Where the territories meet
Both utilities file EIA-861 service territory in: Chisago · Isanti · Mille Lacs · Sherburne · Washington counties (MN, 2024).
Adjoining or overlapping territory in a county does not mean households there can pick between the two — service maps are parcel-level and fixed. The county overlap mainly matters when choosing where to live or comparing town-level costs.
Can you actually choose between them?
No — not for delivery. Distribution territories are exclusive and set by address; Connexus Energy and East Central Energy do not compete for the same meters. Minnesota is a regulated retail market — there is no residential supplier shopping; rates are set in utility-commission proceedings (mn.gov/puc). The price gap above mainly matters when choosing where to live, comparing towns, or benchmarking your bill.
Questions people ask
- Is Connexus Energy cheaper than East Central Energy?
- Yes — in 2024 Connexus Energy customers averaged 13.66 cents/kWh versus 16.89 for East Central Energy (EIA-861). Connexus Energy was cheaper by 3.23 cents, about $349 per year at 10,800 kWh.
- Can I switch from East Central Energy to Connexus Energy?

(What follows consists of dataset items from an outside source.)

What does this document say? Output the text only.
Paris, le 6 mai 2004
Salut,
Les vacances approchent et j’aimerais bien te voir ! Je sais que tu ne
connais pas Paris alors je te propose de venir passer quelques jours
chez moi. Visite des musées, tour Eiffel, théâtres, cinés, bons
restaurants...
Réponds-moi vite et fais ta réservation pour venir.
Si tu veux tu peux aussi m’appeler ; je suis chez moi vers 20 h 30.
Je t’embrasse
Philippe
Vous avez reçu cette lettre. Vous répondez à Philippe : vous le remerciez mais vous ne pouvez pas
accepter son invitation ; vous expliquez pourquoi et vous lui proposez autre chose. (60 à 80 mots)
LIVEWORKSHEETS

- No — distribution territories are exclusive and set by address; you cannot pick between the two wires companies. Minnesota has no residential supplier shopping either; rates are set in utility-commission proceedings.

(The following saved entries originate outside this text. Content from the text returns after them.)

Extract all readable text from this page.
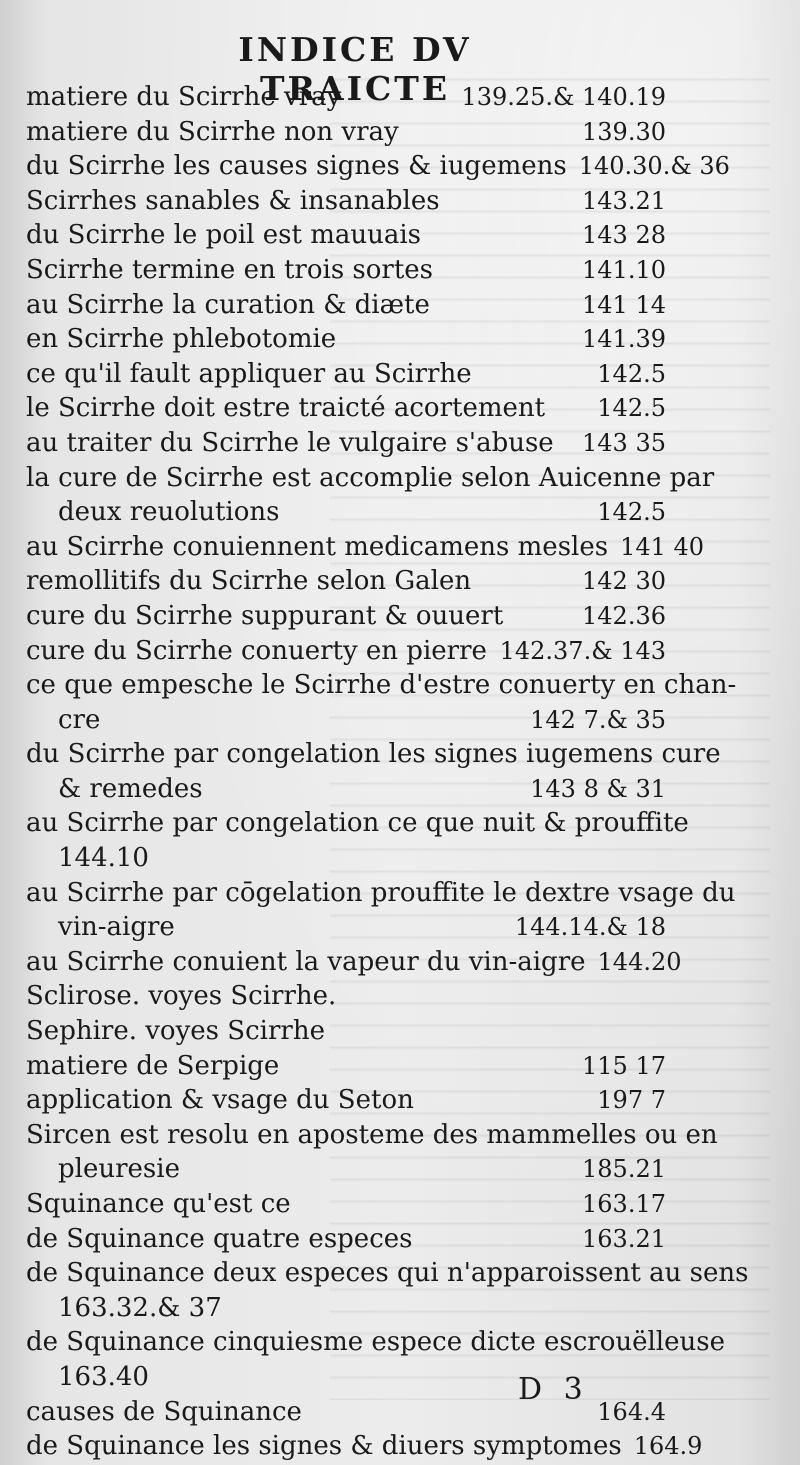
INDICE DV TRAICTE
matiere du Scirrhe vray	139.25.& 140.19
matiere du Scirrhe non vray	139.30
du Scirrhe les causes signes & iugemens 140.30.& 36
Scirrhes sanables & insanables	143.21
du Scirrhe le poil est mauuais	143 28
Scirrhe termine en trois sortes	141.10
au Scirrhe la curation & diæte	141 14
en Scirrhe phlebotomie	141.39
ce qu'il fault appliquer au Scirrhe	142.5
le Scirrhe doit estre traicté acortement	142.5
au traiter du Scirrhe le vulgaire s'abuse	143 35
la cure de Scirrhe est accomplie selon Auicenne par
deux reuolutions	142.5
au Scirrhe conuiennent medicamens mesles 141 40
remollitifs du Scirrhe selon Galen	142 30
cure du Scirrhe suppurant & ouuert	142.36
cure du Scirrhe conuerty en pierre 142.37.& 143
ce que empesche le Scirrhe d'estre conuerty en chan-
cre	142 7.& 35
du Scirrhe par congelation les signes iugemens cure
& remedes	143 8 & 31
au Scirrhe par congelation ce que nuit & prouffite
144.10
au Scirrhe par cōgelation prouffite le dextre vsage du
vin-aigre	144.14.& 18
au Scirrhe conuient la vapeur du vin-aigre 144.20
Sclirose. voyes Scirrhe.
Sephire. voyes Scirrhe
matiere de Serpige	115 17
application & vsage du Seton	197 7
Sircen est resolu en aposteme des mammelles ou en
pleuresie	185.21
Squinance qu'est ce	163.17
de Squinance quatre especes	163.21
de Squinance deux especes qui n'apparoissent au sens
163.32.& 37
de Squinance cinquiesme espece dicte escrouëlleuse
163.40
causes de Squinance	164.4
de Squinance les signes & diuers symptomes 164.9
D 3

- Why is East Central Energy more expensive than Connexus Energy?
- EIA-861 averages reflect everything customers actually paid — supply costs, delivery rates, riders, and surcharges across each territory. Differences in generation mix, grid investment, storm costs, and customer density between East Central Energy and Connexus Energy territory all feed the 3.23-cent gap.